Furnace Creek Inn (tel. 760/786-2345; www.furnacecreekresort.com) is a gorgeous hostelry that started life in 1927 when the Pacific Borax Company turned its crew quarters into a resort, using adobe bricks created on site by Native Americans and perching the place on an alluvial fan. The "Furnace" in the name comes from exactly that, a furnace for smelting ore that stood here. The lush date palms you see now were imported from Algeria in the 1920s. Amenities include tennis courts, horseback riding, carriage rides, golf on the world's lowest course, a splendidly warm spring-fed pool and 66 elegantly appointed rooms.
Regular rates for a double room range from $250 to $400, depending on view and season. The Inn is closed from mid-May to mid-October.

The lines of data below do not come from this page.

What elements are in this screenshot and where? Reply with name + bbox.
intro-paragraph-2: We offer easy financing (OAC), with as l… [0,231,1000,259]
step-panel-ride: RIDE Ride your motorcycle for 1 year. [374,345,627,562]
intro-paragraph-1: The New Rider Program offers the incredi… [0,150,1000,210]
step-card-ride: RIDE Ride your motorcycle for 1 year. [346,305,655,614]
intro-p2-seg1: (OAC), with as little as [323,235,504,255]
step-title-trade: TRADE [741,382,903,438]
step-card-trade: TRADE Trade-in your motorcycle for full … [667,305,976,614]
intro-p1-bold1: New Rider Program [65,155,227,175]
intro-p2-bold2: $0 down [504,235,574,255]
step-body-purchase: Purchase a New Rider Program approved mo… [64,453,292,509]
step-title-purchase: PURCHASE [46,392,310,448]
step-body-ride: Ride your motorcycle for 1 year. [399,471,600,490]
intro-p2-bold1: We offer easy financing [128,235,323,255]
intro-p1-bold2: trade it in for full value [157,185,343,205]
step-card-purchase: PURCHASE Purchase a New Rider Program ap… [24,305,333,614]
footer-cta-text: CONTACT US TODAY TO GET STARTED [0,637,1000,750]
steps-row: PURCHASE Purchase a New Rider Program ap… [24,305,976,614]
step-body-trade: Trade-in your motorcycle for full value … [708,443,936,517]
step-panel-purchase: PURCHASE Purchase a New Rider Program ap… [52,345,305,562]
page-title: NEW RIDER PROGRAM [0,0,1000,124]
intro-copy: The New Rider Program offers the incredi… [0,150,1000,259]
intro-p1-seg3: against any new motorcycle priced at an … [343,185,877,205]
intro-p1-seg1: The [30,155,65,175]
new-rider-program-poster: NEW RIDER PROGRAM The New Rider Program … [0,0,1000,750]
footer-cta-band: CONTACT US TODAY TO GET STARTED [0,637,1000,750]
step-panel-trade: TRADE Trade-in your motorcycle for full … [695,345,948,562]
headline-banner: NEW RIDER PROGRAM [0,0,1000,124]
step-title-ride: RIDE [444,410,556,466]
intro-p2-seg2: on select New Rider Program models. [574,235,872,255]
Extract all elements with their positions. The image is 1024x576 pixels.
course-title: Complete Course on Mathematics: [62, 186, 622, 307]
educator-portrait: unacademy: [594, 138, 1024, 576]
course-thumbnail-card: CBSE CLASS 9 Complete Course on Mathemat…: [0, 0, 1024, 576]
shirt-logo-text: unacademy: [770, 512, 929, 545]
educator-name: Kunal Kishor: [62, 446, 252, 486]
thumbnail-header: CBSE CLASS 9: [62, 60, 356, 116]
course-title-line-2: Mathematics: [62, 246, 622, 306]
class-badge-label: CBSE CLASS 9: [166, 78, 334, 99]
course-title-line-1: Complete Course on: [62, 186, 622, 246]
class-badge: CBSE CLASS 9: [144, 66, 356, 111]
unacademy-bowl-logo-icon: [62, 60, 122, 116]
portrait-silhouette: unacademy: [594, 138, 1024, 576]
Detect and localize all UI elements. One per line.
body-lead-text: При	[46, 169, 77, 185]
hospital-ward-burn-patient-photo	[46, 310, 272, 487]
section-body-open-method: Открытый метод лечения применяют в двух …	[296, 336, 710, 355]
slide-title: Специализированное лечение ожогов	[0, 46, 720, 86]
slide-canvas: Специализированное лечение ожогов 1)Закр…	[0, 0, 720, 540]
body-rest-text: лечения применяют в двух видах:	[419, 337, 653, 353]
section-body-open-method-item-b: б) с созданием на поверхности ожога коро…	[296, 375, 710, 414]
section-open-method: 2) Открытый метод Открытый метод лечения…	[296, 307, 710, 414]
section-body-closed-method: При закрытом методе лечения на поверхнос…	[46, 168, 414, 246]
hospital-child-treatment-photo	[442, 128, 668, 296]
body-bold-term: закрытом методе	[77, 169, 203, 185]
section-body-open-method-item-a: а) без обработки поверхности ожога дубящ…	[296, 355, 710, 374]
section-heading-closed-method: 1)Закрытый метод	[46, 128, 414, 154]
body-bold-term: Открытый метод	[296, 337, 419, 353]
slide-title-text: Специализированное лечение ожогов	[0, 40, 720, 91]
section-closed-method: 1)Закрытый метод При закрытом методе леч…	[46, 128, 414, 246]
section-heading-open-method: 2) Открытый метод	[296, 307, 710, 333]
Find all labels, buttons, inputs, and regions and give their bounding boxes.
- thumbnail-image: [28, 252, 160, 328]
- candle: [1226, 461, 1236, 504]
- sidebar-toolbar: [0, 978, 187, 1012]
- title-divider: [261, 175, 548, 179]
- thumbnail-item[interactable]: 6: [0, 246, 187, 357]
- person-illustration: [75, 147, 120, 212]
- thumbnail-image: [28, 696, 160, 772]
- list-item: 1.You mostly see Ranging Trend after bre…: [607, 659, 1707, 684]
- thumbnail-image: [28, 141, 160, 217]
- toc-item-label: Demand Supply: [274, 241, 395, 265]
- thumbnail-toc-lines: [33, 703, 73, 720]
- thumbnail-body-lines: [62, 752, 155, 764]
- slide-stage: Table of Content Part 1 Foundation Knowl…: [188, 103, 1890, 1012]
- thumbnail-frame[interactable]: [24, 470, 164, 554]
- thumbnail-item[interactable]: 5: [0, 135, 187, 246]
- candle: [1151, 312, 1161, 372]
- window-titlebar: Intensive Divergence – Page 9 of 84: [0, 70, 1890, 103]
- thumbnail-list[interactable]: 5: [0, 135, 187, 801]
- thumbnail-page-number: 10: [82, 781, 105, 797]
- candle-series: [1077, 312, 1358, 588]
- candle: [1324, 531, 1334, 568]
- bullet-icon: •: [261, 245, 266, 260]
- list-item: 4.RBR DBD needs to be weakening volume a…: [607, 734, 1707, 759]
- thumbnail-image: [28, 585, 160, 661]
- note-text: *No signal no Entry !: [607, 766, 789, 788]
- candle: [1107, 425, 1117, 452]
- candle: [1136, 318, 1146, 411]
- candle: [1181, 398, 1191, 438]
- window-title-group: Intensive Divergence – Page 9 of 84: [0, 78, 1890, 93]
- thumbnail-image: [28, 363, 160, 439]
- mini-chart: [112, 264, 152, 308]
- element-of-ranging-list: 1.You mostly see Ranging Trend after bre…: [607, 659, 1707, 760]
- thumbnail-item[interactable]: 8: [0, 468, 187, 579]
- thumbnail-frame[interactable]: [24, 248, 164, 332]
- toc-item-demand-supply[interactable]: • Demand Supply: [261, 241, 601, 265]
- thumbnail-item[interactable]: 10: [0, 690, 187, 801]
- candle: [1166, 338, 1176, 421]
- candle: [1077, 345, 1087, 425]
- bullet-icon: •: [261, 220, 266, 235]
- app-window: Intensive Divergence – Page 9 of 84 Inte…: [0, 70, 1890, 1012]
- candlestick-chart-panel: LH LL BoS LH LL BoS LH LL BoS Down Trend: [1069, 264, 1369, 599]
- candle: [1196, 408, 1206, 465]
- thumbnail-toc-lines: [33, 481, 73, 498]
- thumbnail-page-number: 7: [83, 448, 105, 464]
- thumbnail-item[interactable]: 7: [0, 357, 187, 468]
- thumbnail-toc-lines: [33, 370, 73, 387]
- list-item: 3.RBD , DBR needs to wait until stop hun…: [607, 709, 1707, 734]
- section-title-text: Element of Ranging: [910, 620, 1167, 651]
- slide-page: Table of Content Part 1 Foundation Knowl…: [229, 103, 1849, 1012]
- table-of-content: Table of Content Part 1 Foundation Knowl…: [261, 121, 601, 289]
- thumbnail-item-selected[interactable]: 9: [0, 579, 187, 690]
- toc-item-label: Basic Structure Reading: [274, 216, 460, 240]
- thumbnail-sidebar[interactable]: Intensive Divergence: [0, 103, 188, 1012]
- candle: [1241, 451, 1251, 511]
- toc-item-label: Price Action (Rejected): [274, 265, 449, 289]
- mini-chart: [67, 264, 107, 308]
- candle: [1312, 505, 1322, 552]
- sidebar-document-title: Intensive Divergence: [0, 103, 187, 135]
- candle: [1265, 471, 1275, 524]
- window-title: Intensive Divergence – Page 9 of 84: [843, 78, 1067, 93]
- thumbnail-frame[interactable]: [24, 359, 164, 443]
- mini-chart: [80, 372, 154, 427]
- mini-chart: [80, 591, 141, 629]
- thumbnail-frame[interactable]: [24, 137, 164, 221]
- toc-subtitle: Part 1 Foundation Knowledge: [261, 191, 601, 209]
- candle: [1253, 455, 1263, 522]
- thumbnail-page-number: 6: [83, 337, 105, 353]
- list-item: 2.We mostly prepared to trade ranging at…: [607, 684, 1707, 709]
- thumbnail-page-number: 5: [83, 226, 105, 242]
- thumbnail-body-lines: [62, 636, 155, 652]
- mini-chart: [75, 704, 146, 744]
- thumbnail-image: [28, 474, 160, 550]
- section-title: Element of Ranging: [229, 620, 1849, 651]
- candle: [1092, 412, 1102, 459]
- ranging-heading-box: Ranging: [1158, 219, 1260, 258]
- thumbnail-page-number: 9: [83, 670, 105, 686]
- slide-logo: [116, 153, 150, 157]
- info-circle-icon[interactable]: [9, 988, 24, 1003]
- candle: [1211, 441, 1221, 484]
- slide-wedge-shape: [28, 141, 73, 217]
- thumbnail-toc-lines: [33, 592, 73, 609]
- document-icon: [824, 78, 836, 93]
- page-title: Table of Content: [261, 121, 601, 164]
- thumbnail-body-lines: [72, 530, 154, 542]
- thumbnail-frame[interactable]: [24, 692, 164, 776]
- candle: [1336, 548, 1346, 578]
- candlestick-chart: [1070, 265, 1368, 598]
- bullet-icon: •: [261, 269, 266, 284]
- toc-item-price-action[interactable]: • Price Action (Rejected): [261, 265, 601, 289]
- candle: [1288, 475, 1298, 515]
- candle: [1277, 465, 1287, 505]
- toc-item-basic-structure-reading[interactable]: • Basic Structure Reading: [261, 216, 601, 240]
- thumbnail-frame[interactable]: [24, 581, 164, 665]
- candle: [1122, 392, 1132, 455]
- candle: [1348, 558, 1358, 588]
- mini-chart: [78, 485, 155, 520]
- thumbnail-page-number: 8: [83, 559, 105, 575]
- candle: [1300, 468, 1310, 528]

Several packages are offered from now through May 10, 2007, including a Scotty's Castle deal that gives you a room for two night, two tours of the castle, a copy of a castle book and other treats from $602 for two persons at the Inn, $343 at the Ranch. There is also a Romantic Escape package at the Inn only with three nights for two, spa tub, Champagne, fruit and cheese basket, two terrycloth bathrobes, tour of the castle and horse-drawn carriage ride at sunset for $1,500 per couple. There's also a golf deal through December 15, 2006, with rates from $172 at the Inn, $104 at the Ranch. Seniors (60 and over) get a discount of ten to 30 percent off room rates almost anytime through May 10, 2007 at either the Inn or the Ranch.
Furnace Creek Ranch (tel. 760/786-2345; www.furnacecreekresort.com) is bigger and much more casual than the Inn and is open year round. Rates for one of its 224 double rooms range from $108 to $192, depending on location and season, and this is motel-style, with some rooms scattered fairly far from the front desk. There are three restaurants, spring-fed swimming pool, tennis, a couple of shops and a gas station. The 18-hole golf course is in the adjacent oasis, and on the property is the tiny Borax Museum. Outside is a collection of rusting engines and a locomotive from the days of borax mining.
The best food here is in the two Xanterra properties, the Furnace Creek Inn and Ranch. At the Inn, you can dine in relatively elegant surroundings on such specialties as rattlesnake empanada or beavertail cactus fritters. But more sedate fare is also on hand, with marvelous service and innovative dishes. Main courses run about $30. At the Ranch, you can eat in three spots: the 49er Cafe, where fish & chips go for $14, a burger for $8.75 at lunch; the Corkscrew Bar, where you can get a 14-inch pizza for $20 and a draft Bud at $3.50 or a glass or Merlot at $5; and at the Wrangler Steakhouse, where the lunch buffet goes for $12.39 or a BBQ platter for $22.
Contacts and Details
Unless you have a National Park Pass or Golden Age Pass, the entrance fee is $20 for passenger cars, or $40 for an annual pass. The park is transected from east to west by California Route 190, but there is easy access from US 95 in nearby Nevada. Gasoline is sold at only three spots in the park, so plan carefully and carry extra with you.
If you want lots of company, visit here in springtime, when flowers peak in late March and early April. In summer, you'll find many Europeans around, especially from Germany and France, locals say. The least crowded time of the entire year is between Thanksgiving and Christmas.
For all information on Death Valley National Park, go to www.nps.gov/deva.